4) Transmittance Two tubular knitted fabrics were stacked using a self-recording spectrophotometer (UV-3101PC) manufactured by Shimadzu Corporation, and the transmittance was measured.

The results for the hygroscopic evaluation are shown in Table 1 below. Hygroscopicity was recognized in Examples 1 to 3 and Comparative Examples 1 and 2. In particular, in Examples 1 and 2, ΔMR was high, and the hygroscopicity was excellent.

Table 2 below shows the antistatic evaluation results for Example 2 and Comparative Example of the present invention. In Comparative Example 3 in which the polyether block amide copolymer was not used, no antistatic property was observed. Comparative Example 1 in which the hard segment of the core part is 12-nylon and Comparative Example 2 in which the sheath part is polyester have good antistatic properties, but those of Example 2 of the present invention were particularly excellent.

Table 3 shows the results of the evaluation of contact sensibility for Example 2 and Comparative Example of the present invention. In Example 2 and Comparative Example 1, contact cooling sensation was recognized, and Example 2 of the present invention showed particularly excellent contact cooling sensation.

For Example 2 and Comparative Example 3 of the present invention, the transmittance was measured in the near infrared region of wavelength 700-2400 nm, which has an influence on the thermal action, and the average value is shown in Table 4. Example 2 has a lower transmittance than that of Comparative Example 3, and good heat shielding properties can be obtained.

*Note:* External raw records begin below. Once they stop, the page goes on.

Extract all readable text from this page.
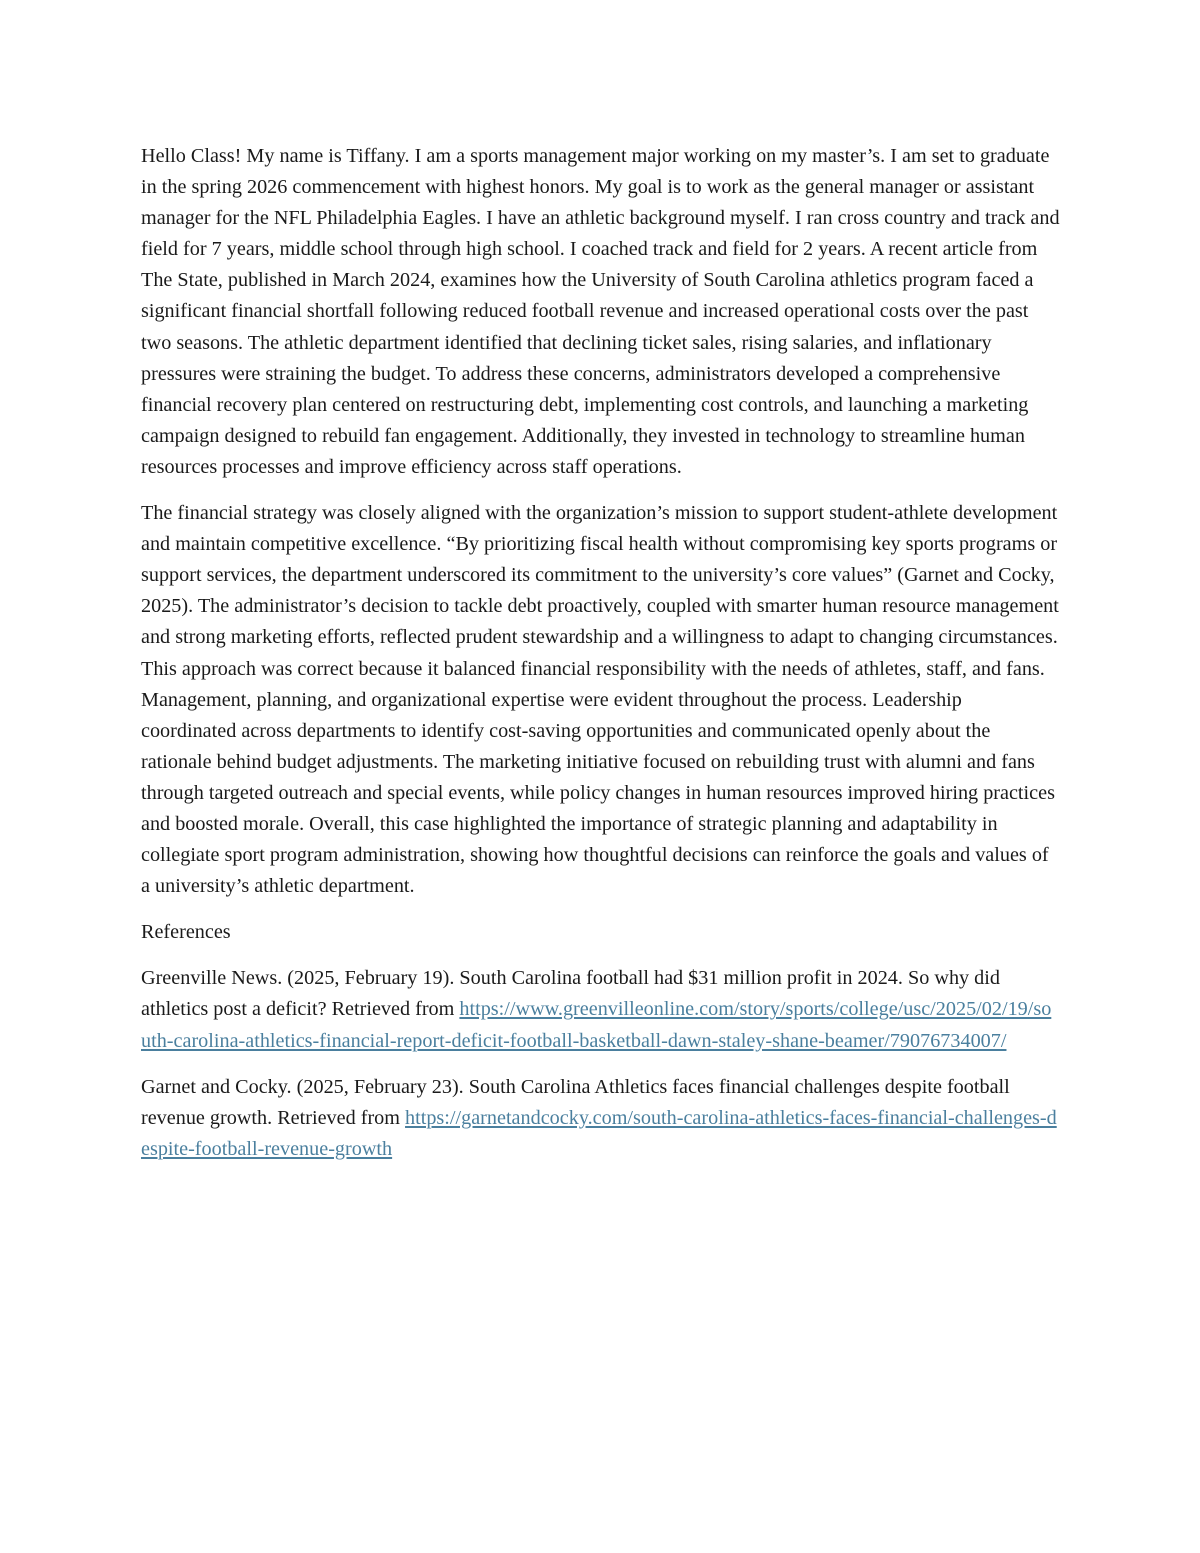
Hello Class! My name is Tiffany. I am a sports management major working on my master’s. I am set to graduate in the spring 2026 commencement with highest honors. My goal is to work as the general manager or assistant manager for the NFL Philadelphia Eagles. I have an athletic background myself. I ran cross country and track and field for 7 years, middle school through high school. I coached track and field for 2 years. A recent article from The State, published in March 2024, examines how the University of South Carolina athletics program faced a significant financial shortfall following reduced football revenue and increased operational costs over the past two seasons. The athletic department identified that declining ticket sales, rising salaries, and inflationary pressures were straining the budget. To address these concerns, administrators developed a comprehensive financial recovery plan centered on restructuring debt, implementing cost controls, and launching a marketing campaign designed to rebuild fan engagement. Additionally, they invested in technology to streamline human resources processes and improve efficiency across staff operations.

The financial strategy was closely aligned with the organization’s mission to support student-athlete development and maintain competitive excellence. “By prioritizing fiscal health without compromising key sports programs or support services, the department underscored its commitment to the university’s core values” (Garnet and Cocky, 2025). The administrator’s decision to tackle debt proactively, coupled with smarter human resource management and strong marketing efforts, reflected prudent stewardship and a willingness to adapt to changing circumstances. This approach was correct because it balanced financial responsibility with the needs of athletes, staff, and fans. Management, planning, and organizational expertise were evident throughout the process. Leadership coordinated across departments to identify cost-saving opportunities and communicated openly about the rationale behind budget adjustments. The marketing initiative focused on rebuilding trust with alumni and fans through targeted outreach and special events, while policy changes in human resources improved hiring practices and boosted morale. Overall, this case highlighted the importance of strategic planning and adaptability in collegiate sport program administration, showing how thoughtful decisions can reinforce the goals and values of a university’s athletic department.

References

Greenville News. (2025, February 19). South Carolina football had $31 million profit in 2024. So why did athletics post a deficit? Retrieved from https://www.greenvilleonline.com/story/sports/college/usc/2025/02/19/south-carolina-athletics-financial-report-deficit-football-basketball-dawn-staley-shane-beamer/79076734007/

Garnet and Cocky. (2025, February 23). South Carolina Athletics faces financial challenges despite football revenue growth. Retrieved from https://garnetandcocky.com/south-carolina-athletics-faces-financial-challenges-despite-football-revenue-growth
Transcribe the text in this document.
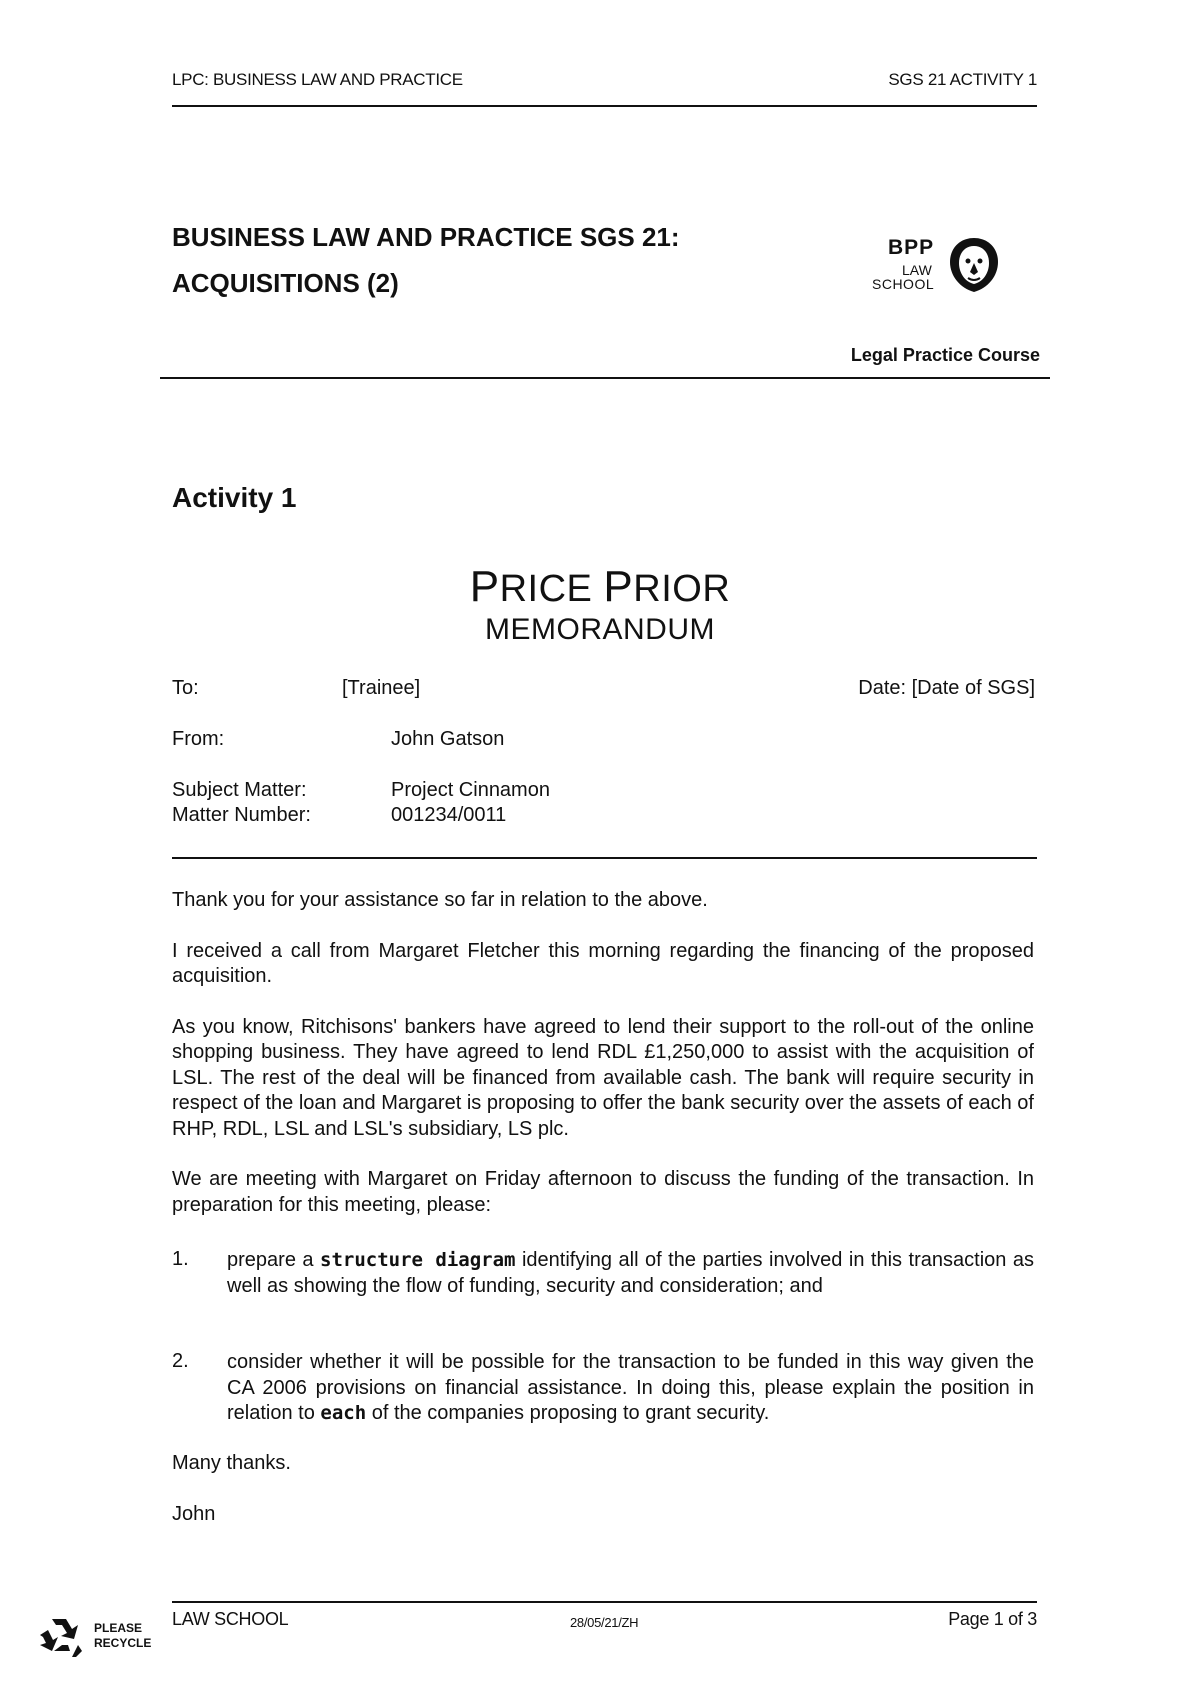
LPC: BUSINESS LAW AND PRACTICE	SGS 21 ACTIVITY 1
BUSINESS LAW AND PRACTICE SGS 21:
ACQUISITIONS (2)
BPP
LAW
SCHOOL
Legal Practice Course
Activity 1
PRICE PRIOR
MEMORANDUM
To:	[Trainee]	Date: [Date of SGS]
From:	John Gatson
Subject Matter:	Project Cinnamon
Matter Number:	001234/0011

Thank you for your assistance so far in relation to the above.

I received a call from Margaret Fletcher this morning regarding the financing of the proposed acquisition.

As you know, Ritchisons' bankers have agreed to lend their support to the roll-out of the online shopping business. They have agreed to lend RDL £1,250,000 to assist with the acquisition of LSL. The rest of the deal will be financed from available cash. The bank will require security in respect of the loan and Margaret is proposing to offer the bank security over the assets of each of RHP, RDL, LSL and LSL's subsidiary, LS plc.

We are meeting with Margaret on Friday afternoon to discuss the funding of the transaction. In preparation for this meeting, please:

1. prepare a structure diagram identifying all of the parties involved in this transaction as well as showing the flow of funding, security and consideration; and
2. consider whether it will be possible for the transaction to be funded in this way given the CA 2006 provisions on financial assistance. In doing this, please explain the position in relation to each of the companies proposing to grant security.
Many thanks.
John
LAW SCHOOL	28/05/21/ZH	Page 1 of 3
PLEASE
RECYCLE
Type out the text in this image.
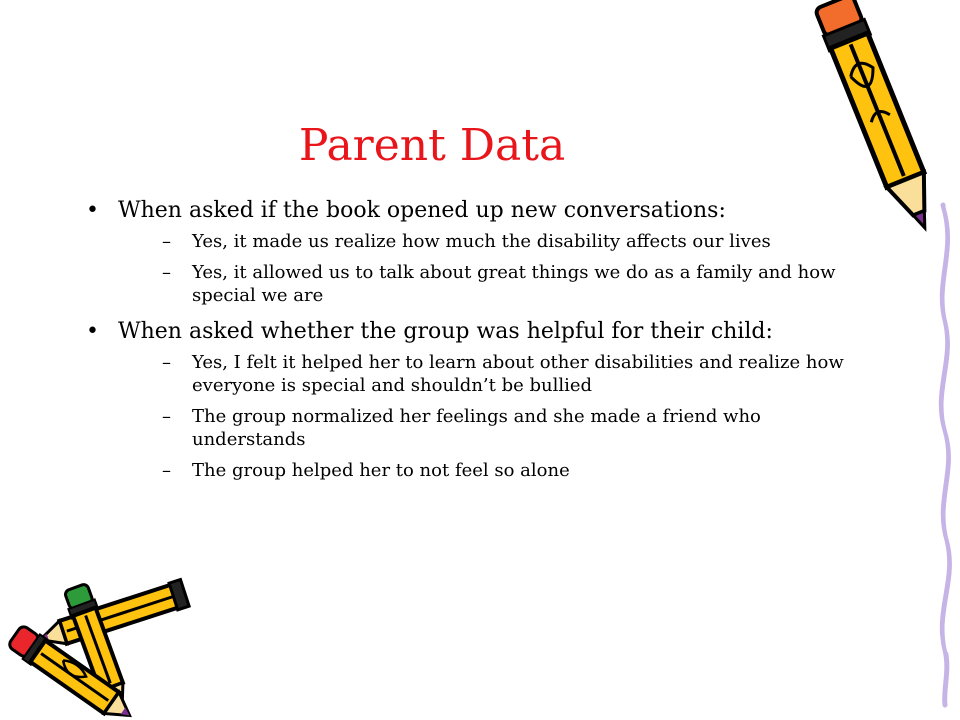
Parent Data
• When asked if the book opened up new conversations:
– Yes, it made us realize how much the disability affects our lives
– Yes, it allowed us to talk about great things we do as a family and how special we are
• When asked whether the group was helpful for their child:
– Yes, I felt it helped her to learn about other disabilities and realize how everyone is special and shouldn’t be bullied
– The group normalized her feelings and she made a friend who understands
– The group helped her to not feel so alone
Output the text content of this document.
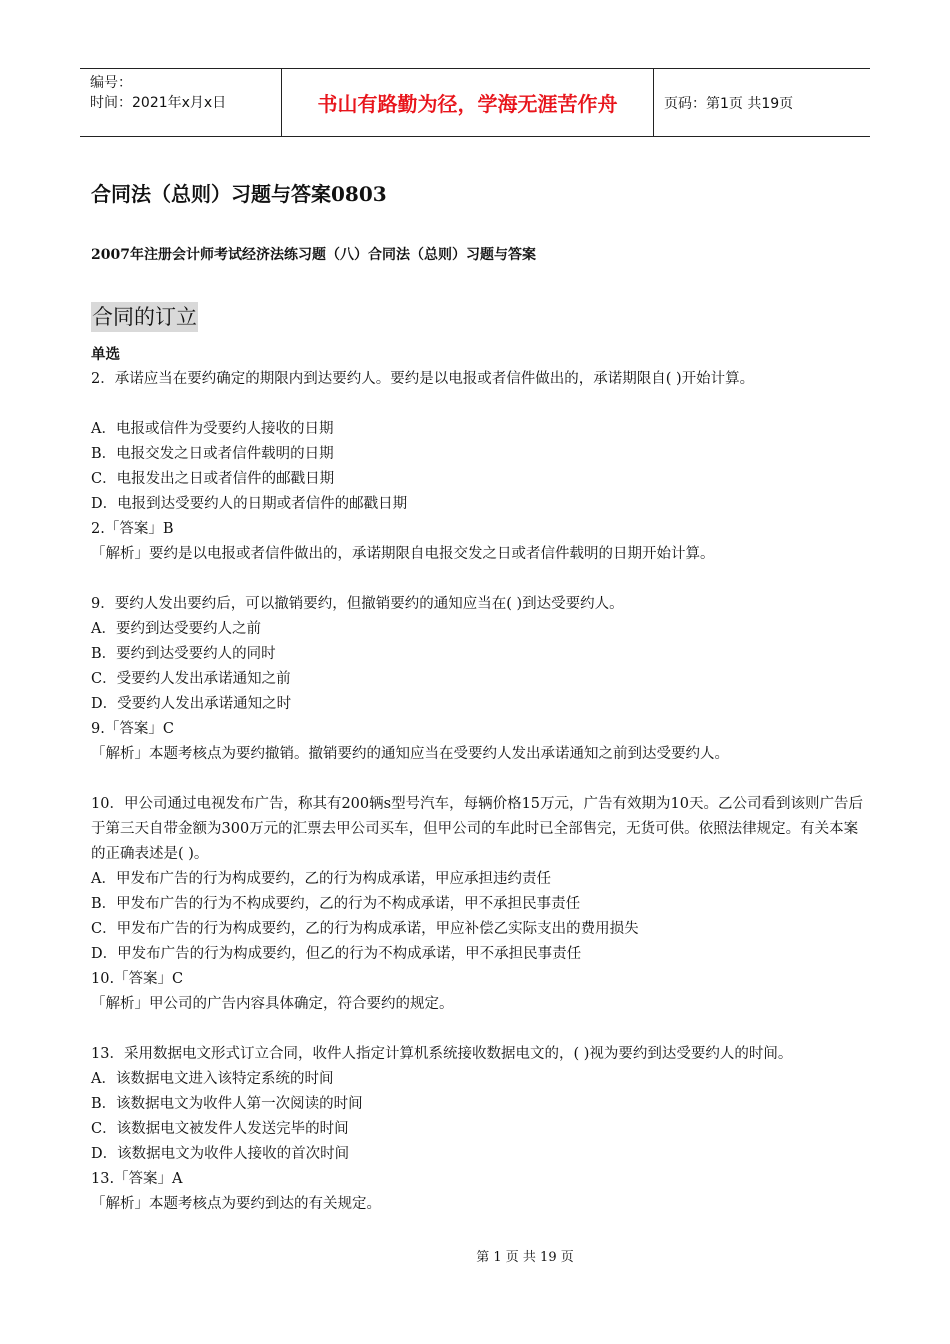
编号：
时间：2021年x月x日	书山有路勤为径，学海无涯苦作舟	页码：第1页 共19页
合同法（总则）习题与答案0803
2007年注册会计师考试经济法练习题（八）合同法（总则）习题与答案
合同的订立

单选

2．承诺应当在要约确定的期限内到达要约人。要约是以电报或者信件做出的，承诺期限自( )开始计算。

A．电报或信件为受要约人接收的日期

B．电报交发之日或者信件载明的日期

C．电报发出之日或者信件的邮戳日期

D．电报到达受要约人的日期或者信件的邮戳日期

2.「答案」B

「解析」要约是以电报或者信件做出的，承诺期限自电报交发之日或者信件载明的日期开始计算。

9．要约人发出要约后，可以撤销要约，但撤销要约的通知应当在( )到达受要约人。

A．要约到达受要约人之前

B．要约到达受要约人的同时

C．受要约人发出承诺通知之前

D．受要约人发出承诺通知之时

9.「答案」C

「解析」本题考核点为要约撤销。撤销要约的通知应当在受要约人发出承诺通知之前到达受要约人。

10．甲公司通过电视发布广告，称其有200辆s型号汽车，每辆价格15万元，广告有效期为10天。乙公司看到该则广告后于第三天自带金额为300万元的汇票去甲公司买车，但甲公司的车此时已全部售完，无货可供。依照法律规定。有关本案的正确表述是( )。

A．甲发布广告的行为构成要约，乙的行为构成承诺，甲应承担违约责任

B．甲发布广告的行为不构成要约，乙的行为不构成承诺，甲不承担民事责任

C．甲发布广告的行为构成要约，乙的行为构成承诺，甲应补偿乙实际支出的费用损失

D．甲发布广告的行为构成要约，但乙的行为不构成承诺，甲不承担民事责任

10.「答案」C

「解析」甲公司的广告内容具体确定，符合要约的规定。

13．采用数据电文形式订立合同，收件人指定计算机系统接收数据电文的，( )视为要约到达受要约人的时间。

A．该数据电文进入该特定系统的时间

B．该数据电文为收件人第一次阅读的时间

C．该数据电文被发件人发送完毕的时间

D．该数据电文为收件人接收的首次时间

13.「答案」A

「解析」本题考核点为要约到达的有关规定。

第 1 页 共 19 页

Table 5 shows the state of the fabric after heat treatment for 1 minute at 190 ° C., which is the heat setting temperature of polyurethane or polyethylene terephthalate. In addition, the thing which did not change was set as (circle), and the thing from which the polymer fell or yellowed was set as x.

In the example product and the comparative example product, the yarn breakage occurrence rate in the fiberizing process was compared. The example product and the comparative example 3 had a low yarn breakage occurrence rate, and the comparative example 1 and the comparative example 2 were yarns. Cutting rate was high and productivity was inferior. In addition, when the product of the example and the comparative product were stored in the same cardboard and the hue was confirmed after 3 months, only the comparative example 1 showed yellowing of the fiber.
In addition, all of the examples had no core-sheath ratio spots and were excellent in yarn quality, but those of Comparative Example 2 had core-sheath ratio spots.
Moreover, when the fibers obtained in Examples 1 to 3 were dyed with an acid dye, the dyeability was also good. In addition, when the composite fibers obtained in Examples 1 to 3 and Comparative Examples 1 to 3 were knitted with polyurethane and then heat treated and processed, the knitted fabric using the fibers of Comparative Example 1 had the polymer falling off. Although the sample was yellowed, the polymer of the example did not lose any polymer or yellowed.
As described above, the example products are composite fibers that have hygroscopicity, antistatic properties, and contact cooling sensation, and have few troubles in the subsequent process even when knitted with polyurethane or polyethylene terephthalate. Moreover, since the thing of Example 2 has the low transmittance | permeability of the near-infrared wavelength and favorable heat insulation, it is applicable also to the use for which heat insulation is calculated | required.

Claims (1)

A core-sheath composite fiber having a core-sheath shape and a core-sheath composite fiber having a shape in which the core part is not exposed on the fiber surface, and the hard segment represented by the following general formula (1) is 6-nylon. And a core-sheath composite fiber having an area ratio of 3/1 to 1/5 in the cross section of the fiber with a 6-nylon resin as the sheath.